A woman passes me with a polite nod, which I return.  Then she is gone, both from view and memory, like a passing thought that did not stay to ingrain itself.  And yet she leaves traces.  We have so many memories, as quick and fleeting as the woman was, or would have been to me.  I would never have thought of her again, but my mind attached a small significance to her and that little tag will create a small nook in my memory in which she will forever abide.  Had I not been alone I would not have even noticed her, she would have been only one of the countless people I encounter each day.  Another face to forget, or clutter the mind with as a well known sleuth may have put it.

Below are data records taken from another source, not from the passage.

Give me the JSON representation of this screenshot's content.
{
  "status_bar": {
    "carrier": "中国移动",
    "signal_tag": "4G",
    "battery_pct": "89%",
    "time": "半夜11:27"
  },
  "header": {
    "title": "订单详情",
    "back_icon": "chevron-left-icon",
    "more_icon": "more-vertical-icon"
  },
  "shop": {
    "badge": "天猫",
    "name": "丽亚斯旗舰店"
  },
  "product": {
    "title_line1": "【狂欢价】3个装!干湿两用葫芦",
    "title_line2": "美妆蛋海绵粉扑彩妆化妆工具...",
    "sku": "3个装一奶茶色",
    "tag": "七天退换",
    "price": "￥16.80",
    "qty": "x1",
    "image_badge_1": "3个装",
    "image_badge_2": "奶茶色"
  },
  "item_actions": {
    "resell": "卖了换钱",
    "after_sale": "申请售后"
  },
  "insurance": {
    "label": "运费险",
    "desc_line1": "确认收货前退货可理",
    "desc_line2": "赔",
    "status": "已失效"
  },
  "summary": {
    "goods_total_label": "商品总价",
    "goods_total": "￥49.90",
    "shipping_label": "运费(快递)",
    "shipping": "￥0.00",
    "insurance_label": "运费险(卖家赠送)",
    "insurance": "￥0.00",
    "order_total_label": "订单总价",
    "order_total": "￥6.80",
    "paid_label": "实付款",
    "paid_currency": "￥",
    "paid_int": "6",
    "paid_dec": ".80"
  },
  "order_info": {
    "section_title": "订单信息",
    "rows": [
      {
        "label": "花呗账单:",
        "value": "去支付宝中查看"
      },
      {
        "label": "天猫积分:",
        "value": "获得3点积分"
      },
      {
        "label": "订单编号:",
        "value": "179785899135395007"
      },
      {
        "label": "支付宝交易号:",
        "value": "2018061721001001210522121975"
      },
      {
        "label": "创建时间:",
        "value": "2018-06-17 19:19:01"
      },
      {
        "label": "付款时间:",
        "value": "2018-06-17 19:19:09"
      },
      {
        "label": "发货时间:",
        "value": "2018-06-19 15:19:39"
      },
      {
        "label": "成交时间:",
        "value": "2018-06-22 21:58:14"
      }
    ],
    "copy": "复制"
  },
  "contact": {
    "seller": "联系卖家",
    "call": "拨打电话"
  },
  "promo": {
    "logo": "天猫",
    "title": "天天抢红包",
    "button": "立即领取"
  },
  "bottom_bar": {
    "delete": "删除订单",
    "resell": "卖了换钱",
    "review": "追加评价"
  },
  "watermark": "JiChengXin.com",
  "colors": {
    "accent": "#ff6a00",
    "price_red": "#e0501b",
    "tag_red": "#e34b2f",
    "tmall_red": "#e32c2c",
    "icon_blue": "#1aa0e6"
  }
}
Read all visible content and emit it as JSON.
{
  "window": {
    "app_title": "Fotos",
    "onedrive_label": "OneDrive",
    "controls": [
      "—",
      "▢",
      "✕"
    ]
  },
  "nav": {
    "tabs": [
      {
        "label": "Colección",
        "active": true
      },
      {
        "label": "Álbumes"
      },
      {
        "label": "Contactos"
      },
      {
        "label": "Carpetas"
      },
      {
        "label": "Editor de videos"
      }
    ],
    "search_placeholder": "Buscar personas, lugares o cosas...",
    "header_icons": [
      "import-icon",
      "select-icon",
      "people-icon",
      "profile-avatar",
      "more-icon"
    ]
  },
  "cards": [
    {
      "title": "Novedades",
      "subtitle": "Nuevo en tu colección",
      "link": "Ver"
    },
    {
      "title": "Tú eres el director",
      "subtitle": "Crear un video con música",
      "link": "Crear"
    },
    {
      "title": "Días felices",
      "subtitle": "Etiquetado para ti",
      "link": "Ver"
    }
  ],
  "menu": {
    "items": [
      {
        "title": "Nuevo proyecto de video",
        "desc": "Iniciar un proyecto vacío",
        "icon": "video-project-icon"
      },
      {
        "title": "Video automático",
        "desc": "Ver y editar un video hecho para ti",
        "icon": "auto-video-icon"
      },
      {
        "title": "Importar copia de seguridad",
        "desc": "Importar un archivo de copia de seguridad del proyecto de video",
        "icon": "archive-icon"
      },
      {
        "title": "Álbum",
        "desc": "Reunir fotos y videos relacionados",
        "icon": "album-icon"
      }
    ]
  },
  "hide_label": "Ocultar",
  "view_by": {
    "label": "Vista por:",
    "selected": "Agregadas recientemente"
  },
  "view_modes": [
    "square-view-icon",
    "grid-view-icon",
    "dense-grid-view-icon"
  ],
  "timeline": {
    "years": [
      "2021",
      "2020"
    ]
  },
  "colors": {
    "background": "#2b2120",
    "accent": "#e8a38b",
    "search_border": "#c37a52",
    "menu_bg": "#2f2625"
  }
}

The day is waning.  The light is fading as the sun slowly sinks beneath the horizon.  As the light disappears the cold asserts itself.  The breeze is no longer the soft flow of air that merely rustles the leaves.  It is swift and sharp, slipping through every crack in my clothing to find bare skin to chill.  I shiver and quicken my pace, my thoughts turning to more present events, thus ending the strange mood that comes when I walk alone, under the trees.